Citation Numbers: 34 Me. 192
Judges: Rice
Filed Date: 7/1/1852
Status: Precedential
Modified Date: 9/24/2021
The opinion of the Court, Shepley, C. J., Tenney, Howard, Rice and Appleton, J. J., was drawn up by
The contract between the plaintiff and Webber seems to have been very loose and inartificial in its terms. An examination of all its provisions and stipulations will however disclose the intention of the parties thereto with reasonable certainty. The question to be determined is, in whom was the title to the hay at the time it was attached ?
By the terms of the contract, the plaintiff was to stock the farm with a yoke of oxen, and with cows and sheep.
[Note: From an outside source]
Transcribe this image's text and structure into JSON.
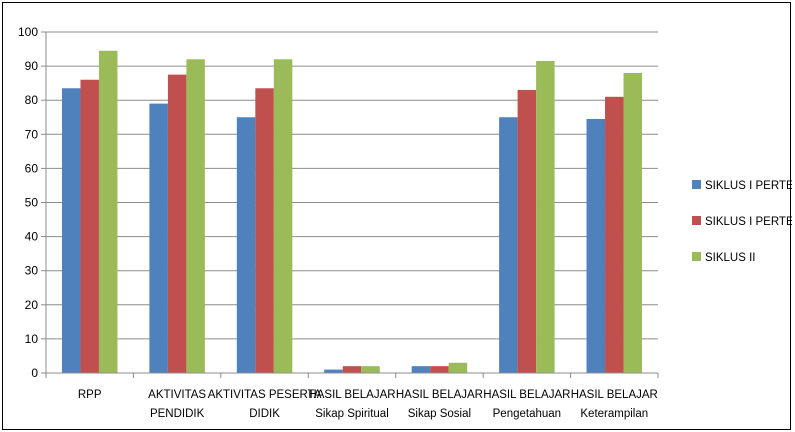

Web-ber was to carry on the farm, and to keep this stock of cattle and sheep thereon, feeding them with the hay which it produced, and render to the plaintiff for the rent of the farm, one half of the wool, one half of the lambs that should come of the sheép, and one half of the productions of the cows and of the crops, except the hay produced on the farm, all of which was to be used on the farm for the stock.
This construction is entirely consistent with the situation of the parties and the nature of the contract between them, which would seem to be rather a special agreement for carrying on the farm, than a lease in the technical sense of the term.
This case is distinguishable from Turner v. Bachelder, 17 Maine, 257, cited by plaintiff. In that case there was a lease for a term of five years. The lease provided that the lessor should ''furnish four cows, one horse, and other stock sufficient to eat up all the hay that should grow on said farm,” but contained no stipulation, like that in the case at bar, that the hay produced should be used on the farm for the stock of the lessor.
The case at bar more nearly resembles the case of Lewis v. Lyman, 22 Pick. 438, in which the lease contained a provision “ that the hay and fodder should be fed out on the farm,” the stock on the farm being the property of the lessor. The Court in that case held that the hay was not liable to attachment by the creditors of. the tenant. We are therefore of the opinion that Webber had no attachable interest in the hay.